Sorte de petit conte moral - ironiquement immoral serait plus exact -, L'expérience du Docteur Heidegger, est l'une des très nombreuses nouvelles du grand auteur américain du XIXè siècle,
Nathaniel Hawthorne, principalement connu chez nous pour son célèbre roman :
La lettre écarlate. Tiré d'un de ses plus fameux recueils, Les Contes racontés deux fois, c'est un texte absolument délicieux qui nous est donné à découvrir de celui que l'histoire de la littérature américaine considère comme le premier à avoir pris pour modèle la société étasunienne, principalement la Nouvelle-Angleterre, de son temps. Remerçions les précieuses et toujours aussi délicates éditions Sillage pour cette petite découverte.

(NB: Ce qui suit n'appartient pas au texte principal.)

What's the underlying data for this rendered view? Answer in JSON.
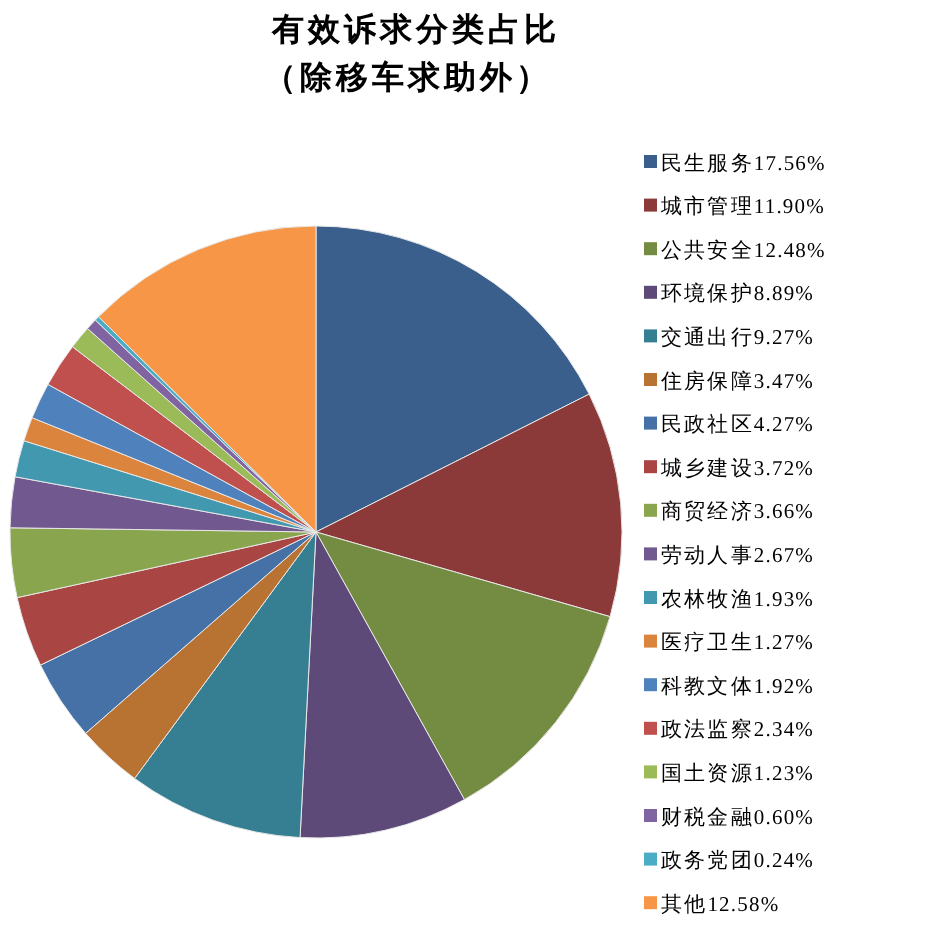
{
  "chart_data": {
    "type": "pie",
    "title": "有效诉求分类占比",
    "subtitle": "（除移车求助外）",
    "categories": [
      "民生服务",
      "城市管理",
      "公共安全",
      "环境保护",
      "交通出行",
      "住房保障",
      "民政社区",
      "城乡建设",
      "商贸经济",
      "劳动人事",
      "农林牧渔",
      "医疗卫生",
      "科教文体",
      "政法监察",
      "国土资源",
      "财税金融",
      "政务党团",
      "其他"
    ],
    "values": [
      17.56,
      11.9,
      12.48,
      8.89,
      9.27,
      3.47,
      4.27,
      3.72,
      3.66,
      2.67,
      1.93,
      1.27,
      1.92,
      2.34,
      1.23,
      0.6,
      0.24,
      12.58
    ],
    "value_labels": [
      "17.56%",
      "11.90%",
      "12.48%",
      "8.89%",
      "9.27%",
      "3.47%",
      "4.27%",
      "3.72%",
      "3.66%",
      "2.67%",
      "1.93%",
      "1.27%",
      "1.92%",
      "2.34%",
      "1.23%",
      "0.60%",
      "0.24%",
      "12.58%"
    ],
    "colors": [
      "#3b5f8c",
      "#8b3a39",
      "#748c41",
      "#5e4a79",
      "#367f92",
      "#b87333",
      "#4571a6",
      "#a94644",
      "#89a54e",
      "#71588f",
      "#4198af",
      "#db843d",
      "#4f81bd",
      "#c0504d",
      "#9bbb59",
      "#8064a2",
      "#4bacc6",
      "#f79646"
    ],
    "legend": "right"
  }
}
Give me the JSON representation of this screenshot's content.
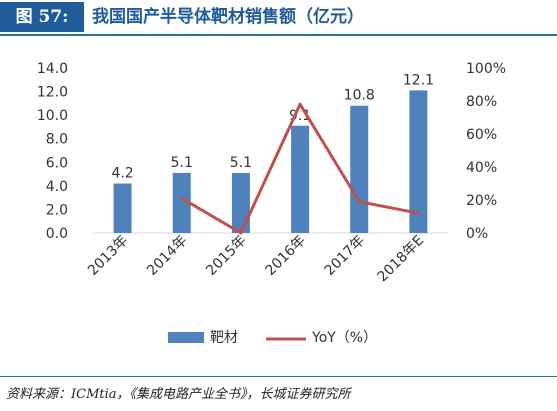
{
  "header": {
    "figure_label": "图 57:",
    "title": "我国国产半导体靶材销售额（亿元）"
  },
  "source": "资料来源：ICMtia，《集成电路产业全书》，长城证券研究所",
  "chart_data": {
    "type": "bar",
    "categories": [
      "2013年",
      "2014年",
      "2015年",
      "2016年",
      "2017年",
      "2018年E"
    ],
    "series": [
      {
        "name": "靶材",
        "type": "bar",
        "axis": "left",
        "color": "#4f81bd",
        "values": [
          4.2,
          5.1,
          5.1,
          9.1,
          10.8,
          12.1
        ],
        "data_labels": [
          "4.2",
          "5.1",
          "5.1",
          "9.1",
          "10.8",
          "12.1"
        ]
      },
      {
        "name": "YoY（%）",
        "type": "line",
        "axis": "right",
        "color": "#c0504d",
        "values": [
          null,
          21,
          0,
          78,
          19,
          12
        ]
      }
    ],
    "y_left": {
      "min": 0,
      "max": 14,
      "step": 2,
      "ticks": [
        "0.0",
        "2.0",
        "4.0",
        "6.0",
        "8.0",
        "10.0",
        "12.0",
        "14.0"
      ]
    },
    "y_right": {
      "min": 0,
      "max": 100,
      "step": 20,
      "ticks": [
        "0%",
        "20%",
        "40%",
        "60%",
        "80%",
        "100%"
      ]
    },
    "grid": false,
    "legend": "bottom"
  }
}
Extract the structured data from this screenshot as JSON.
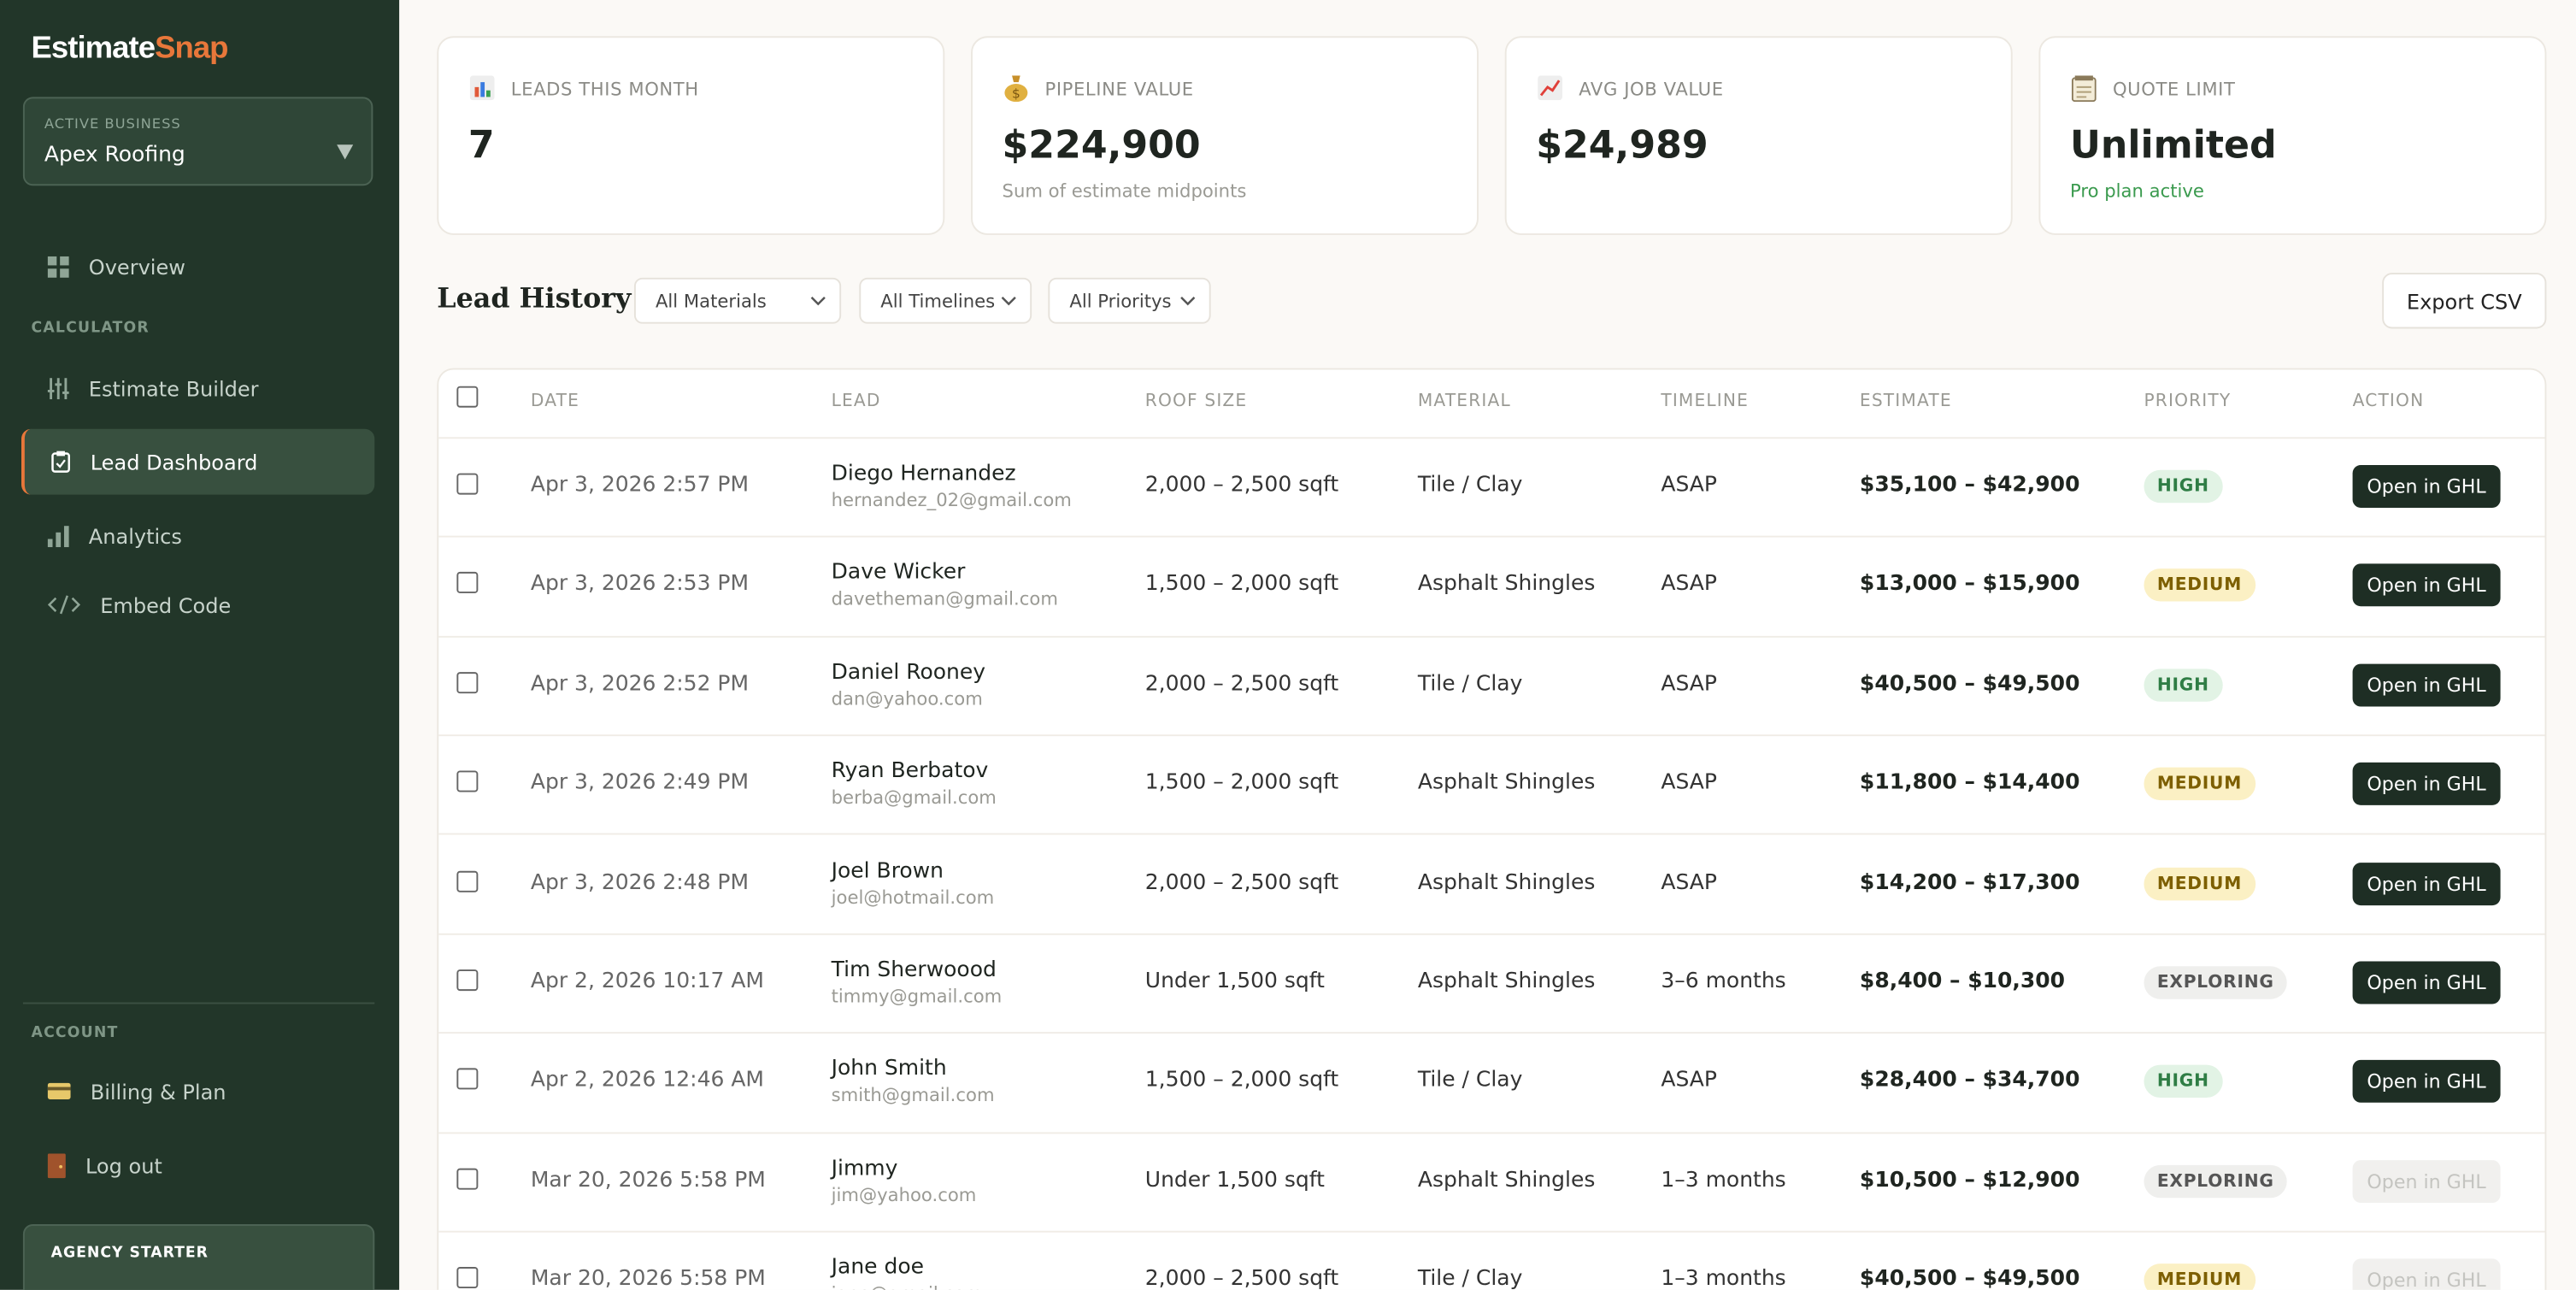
{
  "sidebar": {
    "logo_main": "Estimate",
    "logo_accent": "Snap",
    "business_label": "ACTIVE BUSINESS",
    "business_name": "Apex Roofing",
    "nav_overview": "Overview",
    "section_calculator": "CALCULATOR",
    "nav_estimate_builder": "Estimate Builder",
    "nav_lead_dashboard": "Lead Dashboard",
    "nav_analytics": "Analytics",
    "nav_embed_code": "Embed Code",
    "section_account": "ACCOUNT",
    "nav_billing": "Billing & Plan",
    "nav_logout": "Log out",
    "plan_badge": "AGENCY STARTER"
  },
  "stats": [
    {
      "label": "LEADS THIS MONTH",
      "value": "7"
    },
    {
      "label": "PIPELINE VALUE",
      "value": "$224,900",
      "note": "Sum of estimate midpoints"
    },
    {
      "label": "AVG JOB VALUE",
      "value": "$24,989"
    },
    {
      "label": "QUOTE LIMIT",
      "value": "Unlimited",
      "note": "Pro plan active"
    }
  ],
  "lead_history": {
    "title": "Lead History",
    "filters": [
      "All Materials",
      "All Timelines",
      "All Prioritys"
    ],
    "export": "Export CSV"
  },
  "table": {
    "headers": [
      "DATE",
      "LEAD",
      "ROOF SIZE",
      "MATERIAL",
      "TIMELINE",
      "ESTIMATE",
      "PRIORITY",
      "ACTION"
    ],
    "priority_colors": {
      "HIGH": {
        "bg": "#e2f3e5",
        "fg": "#2f7d45"
      },
      "MEDIUM": {
        "bg": "#fbf0c4",
        "fg": "#7d5f00"
      },
      "EXPLORING": {
        "bg": "#efefed",
        "fg": "#555"
      }
    },
    "rows": [
      {
        "date": "Apr 3, 2026 2:57 PM",
        "name": "Diego Hernandez",
        "email": "hernandez_02@gmail.com",
        "roof_size": "2,000 – 2,500 sqft",
        "material": "Tile / Clay",
        "timeline": "ASAP",
        "estimate": "$35,100 – $42,900",
        "priority": "HIGH",
        "action": "Open in GHL",
        "action_enabled": true
      },
      {
        "date": "Apr 3, 2026 2:53 PM",
        "name": "Dave Wicker",
        "email": "davetheman@gmail.com",
        "roof_size": "1,500 – 2,000 sqft",
        "material": "Asphalt Shingles",
        "timeline": "ASAP",
        "estimate": "$13,000 – $15,900",
        "priority": "MEDIUM",
        "action": "Open in GHL",
        "action_enabled": true
      },
      {
        "date": "Apr 3, 2026 2:52 PM",
        "name": "Daniel Rooney",
        "email": "dan@yahoo.com",
        "roof_size": "2,000 – 2,500 sqft",
        "material": "Tile / Clay",
        "timeline": "ASAP",
        "estimate": "$40,500 – $49,500",
        "priority": "HIGH",
        "action": "Open in GHL",
        "action_enabled": true
      },
      {
        "date": "Apr 3, 2026 2:49 PM",
        "name": "Ryan Berbatov",
        "email": "berba@gmail.com",
        "roof_size": "1,500 – 2,000 sqft",
        "material": "Asphalt Shingles",
        "timeline": "ASAP",
        "estimate": "$11,800 – $14,400",
        "priority": "MEDIUM",
        "action": "Open in GHL",
        "action_enabled": true
      },
      {
        "date": "Apr 3, 2026 2:48 PM",
        "name": "Joel Brown",
        "email": "joel@hotmail.com",
        "roof_size": "2,000 – 2,500 sqft",
        "material": "Asphalt Shingles",
        "timeline": "ASAP",
        "estimate": "$14,200 – $17,300",
        "priority": "MEDIUM",
        "action": "Open in GHL",
        "action_enabled": true
      },
      {
        "date": "Apr 2, 2026 10:17 AM",
        "name": "Tim Sherwoood",
        "email": "timmy@gmail.com",
        "roof_size": "Under 1,500 sqft",
        "material": "Asphalt Shingles",
        "timeline": "3–6 months",
        "estimate": "$8,400 – $10,300",
        "priority": "EXPLORING",
        "action": "Open in GHL",
        "action_enabled": true
      },
      {
        "date": "Apr 2, 2026 12:46 AM",
        "name": "John Smith",
        "email": "smith@gmail.com",
        "roof_size": "1,500 – 2,000 sqft",
        "material": "Tile / Clay",
        "timeline": "ASAP",
        "estimate": "$28,400 – $34,700",
        "priority": "HIGH",
        "action": "Open in GHL",
        "action_enabled": true
      },
      {
        "date": "Mar 20, 2026 5:58 PM",
        "name": "Jimmy",
        "email": "jim@yahoo.com",
        "roof_size": "Under 1,500 sqft",
        "material": "Asphalt Shingles",
        "timeline": "1–3 months",
        "estimate": "$10,500 – $12,900",
        "priority": "EXPLORING",
        "action": "Open in GHL",
        "action_enabled": false
      },
      {
        "date": "Mar 20, 2026 5:58 PM",
        "name": "Jane doe",
        "email": "jane@gmail.com",
        "roof_size": "2,000 – 2,500 sqft",
        "material": "Tile / Clay",
        "timeline": "1–3 months",
        "estimate": "$40,500 – $49,500",
        "priority": "MEDIUM",
        "action": "Open in GHL",
        "action_enabled": false
      }
    ]
  }
}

Nathaniel Hawthorne, auteur admiré d'
Herman Melville, de
Poe, de
Henry James et de moulte autres écrivains de premiers plan, est, assurément, un conteur hors pair, capable, en quelques mots bien sentis d'un style impeccable et d'une limpidité vive mais où une certaine brume n'est pas absente, de dresser des portraits parfaitement convaincants, de saisir une ambiance à laquelle le lecteur est bien obligé de croire tant elle est palpable. Quant à son ironie mordante, quoique présente de bout en bout, elle n'empêche en rien qu'une certaine gravité sombre traverse l'évocation de ces vieilles personnes qui n'attendent plus rien de la vie, hormis ce que
Villiers de l'Isle-Adam aurait pu appeler, cinquante ans plus tard, "La torture par l'espérance" (titre d'un de ses plus terribles
Contes Cruels). Une once de fantastique - on n'est pas si éloigné que cela de l'univers d'
Edgar Allan Poe -, un rien de critique sociale, quelques zestes de rapports entre les sexes, et le lecteur s'embarque pour un petit moment de pur plaisir littéraire ! Une lecture à poursuivre et à compléter, assurément.